In late February, Senator Jerry Hill introduced a bill, SB 538, to substantially amend the Franchise Investment Law. A few days later, the bill was read for the first time and set for hearing by the Senate Banking and Financial Institutions Committee on April 3. Then something very fishy happened. Two days before the hearing, Senator Hill gutted the bill and substituted numerous amendments to the Corporate Securities Law of 1968. The Committee then passed the bill out on an 8-0 vote.
This is not a belated Pesce d’Aprile scherzo. It is an illustration of how the legislature routinely deprives the public of the opportunity to have meaningful input with respect to pending legislation. The policy committees in each house of the legislature are the places where bills typically receive their most substantive scrutiny. By gutting and amending SB 538 two days before the scheduled hearing, Senator Hill has successfully maneuvered his bill past the first policy committee without meaningful public notice.

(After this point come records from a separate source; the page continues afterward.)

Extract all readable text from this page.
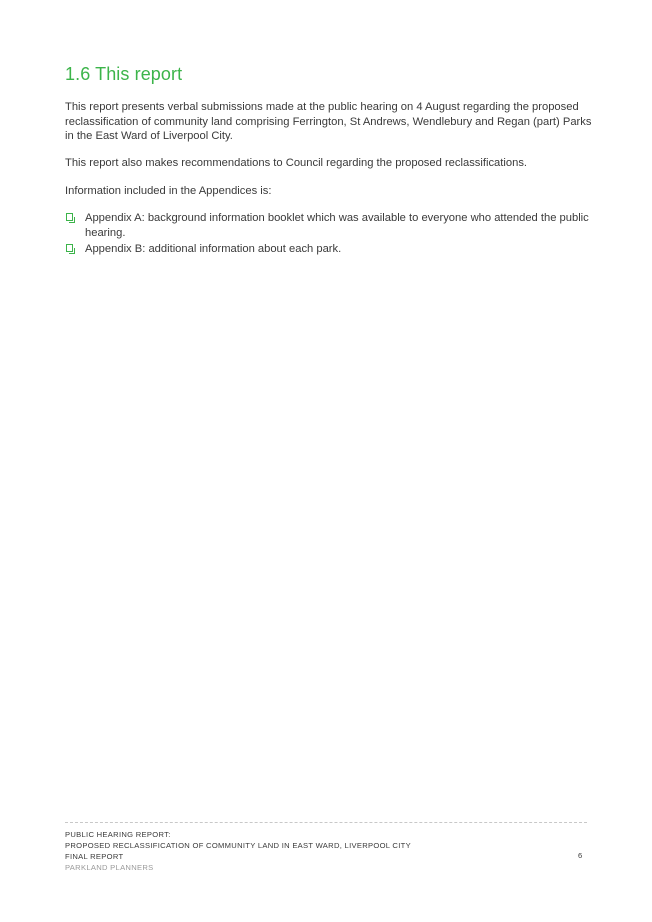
1.6 This report

This report presents verbal submissions made at the public hearing on 4 August regarding the proposed reclassification of community land comprising Ferrington, St Andrews, Wendlebury and Regan (part) Parks in the East Ward of Liverpool City.

This report also makes recommendations to Council regarding the proposed reclassifications.

Information included in the Appendices is:

Appendix A: background information booklet which was available to everyone who attended the public hearing.
Appendix B: additional information about each park.
PUBLIC HEARING REPORT:
PROPOSED RECLASSIFICATION OF COMMUNITY LAND IN EAST WARD, LIVERPOOL CITY
FINAL REPORT
PARKLAND PLANNERS
6
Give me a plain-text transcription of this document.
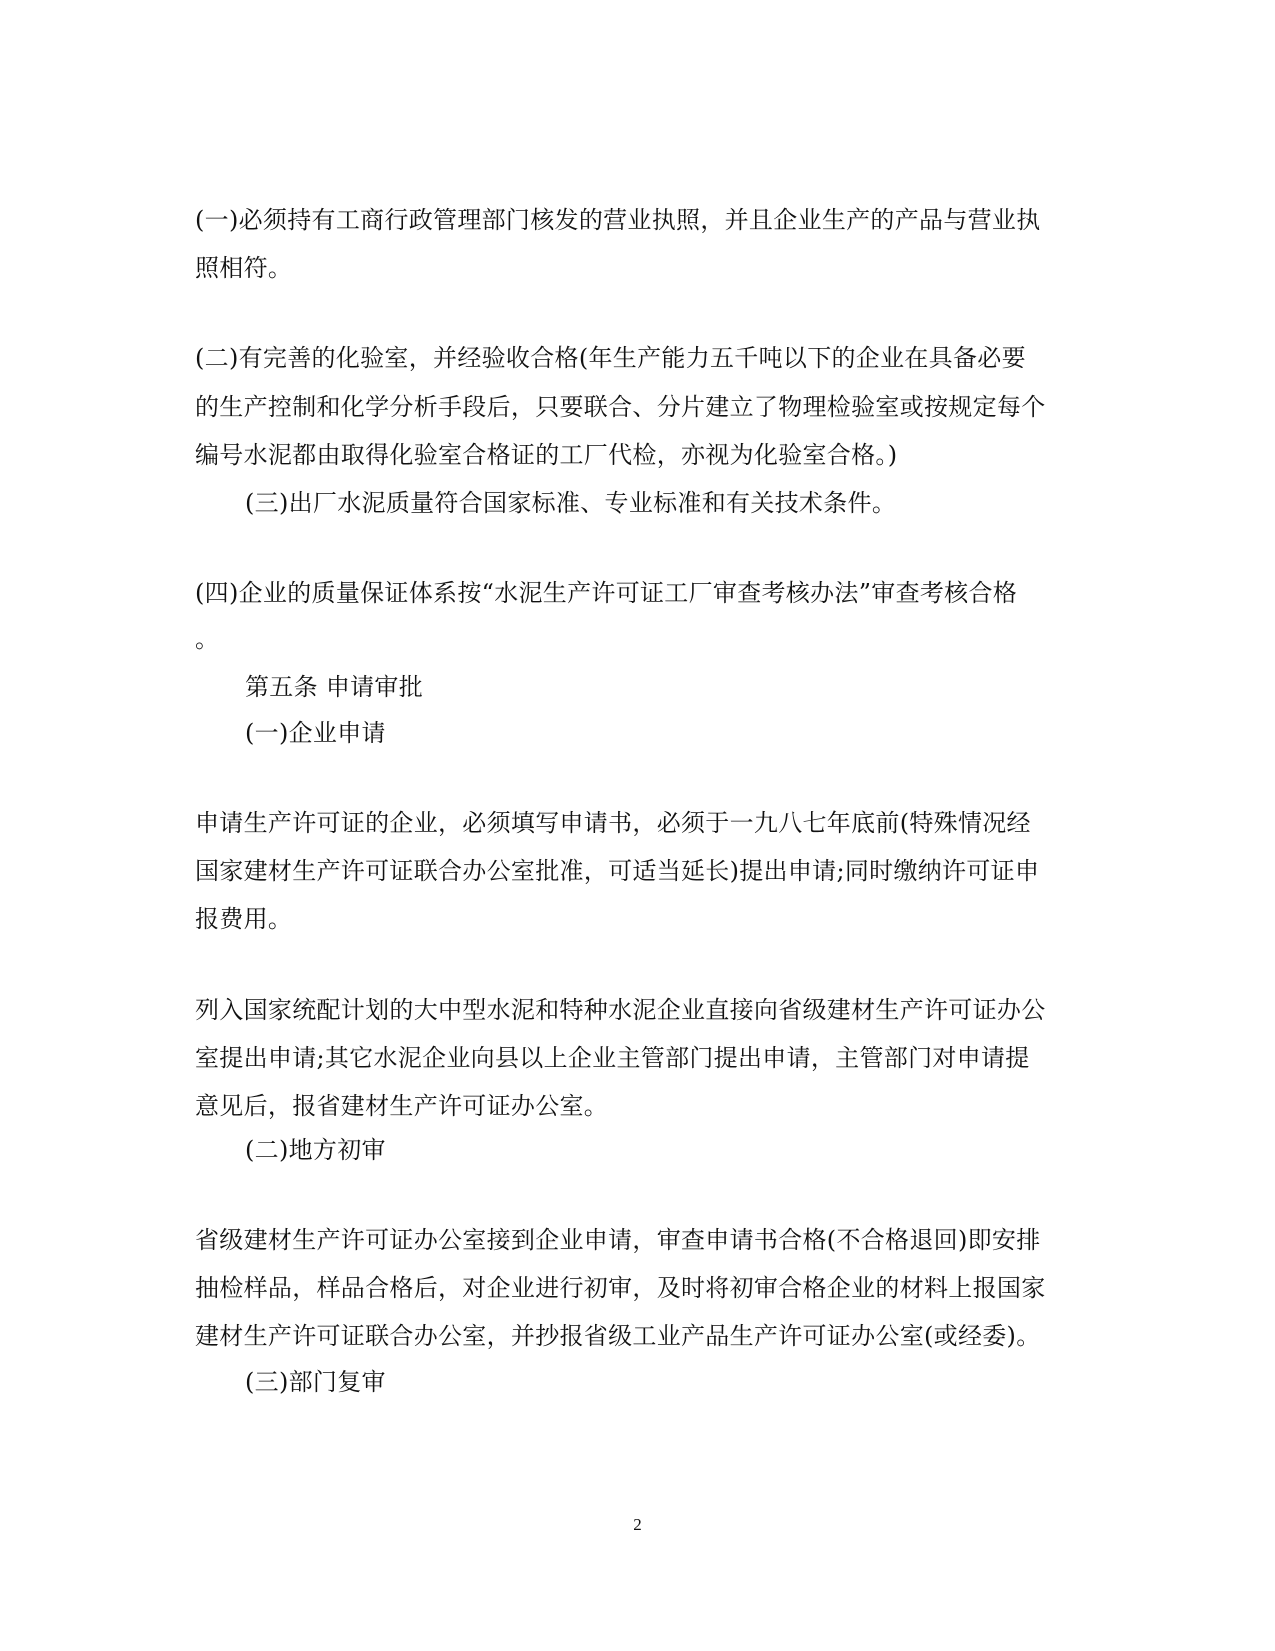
(一)必须持有工商行政管理部门核发的营业执照，并且企业生产的产品与营业执
照相符。
(二)有完善的化验室，并经验收合格(年生产能力五千吨以下的企业在具备必要
的生产控制和化学分析手段后，只要联合、分片建立了物理检验室或按规定每个
编号水泥都由取得化验室合格证的工厂代检，亦视为化验室合格。)
(三)出厂水泥质量符合国家标准、专业标准和有关技术条件。
(四)企业的质量保证体系按“水泥生产许可证工厂审查考核办法”审查考核合格
。
第五条 申请审批
(一)企业申请
申请生产许可证的企业，必须填写申请书，必须于一九八七年底前(特殊情况经
国家建材生产许可证联合办公室批准，可适当延长)提出申请;同时缴纳许可证申
报费用。
列入国家统配计划的大中型水泥和特种水泥企业直接向省级建材生产许可证办公
室提出申请;其它水泥企业向县以上企业主管部门提出申请，主管部门对申请提
意见后，报省建材生产许可证办公室。
(二)地方初审
省级建材生产许可证办公室接到企业申请，审查申请书合格(不合格退回)即安排
抽检样品，样品合格后，对企业进行初审，及时将初审合格企业的材料上报国家
建材生产许可证联合办公室，并抄报省级工业产品生产许可证办公室(或经委)。
(三)部门复审
2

The bill in its present form would make dramatic changes to the Corporate Securities Law and the Commissioner’s authority. Among other things, the bill would completely rewrite Corporations Code Section 25401 which currently declares it unlawful for any person to offer or sell a security in this state or buy or offer to buy a security in this state by means of any written or oral communication which includes an untrue statement of a material fact or omits to state a material fact necessary in order to make the statements made, in the light of the circumstances under which they were made, not misleading. The bill would amend Section 25401 so that it mirrors Rule 10b-5.
While conformity with federal law may be desirable, it raises important issues. For example, California has a statute that bans insider trading (Section 25402). See California and Rule 10b5-1. The federal courts read insider trading liability under Securities Exchange Act of 1934 into Section 10(b) of the Securities Exchange Act and Rule 10b-5. Will the enactment of Rule 10b-5 result in the importation of the judge-made federal law of insider trading into California law?
SB 538 would make several other changes to the Corporate Securities Law, including:
The imposition of a $35 annual renewal fee on broker-dealers;
Authorizing the Commissioner to issue desist and refrain orders for securities law violations involving insider trading, aiding and abetting, falsifying information, and other violations; and
Authorizing the Commissioner to convert administrative desist and refrain orders into civil judgments.
It is unfortunate that the author has chosen to rush these significant changes through the Senate policy committee without meaningful public notice or scrutiny.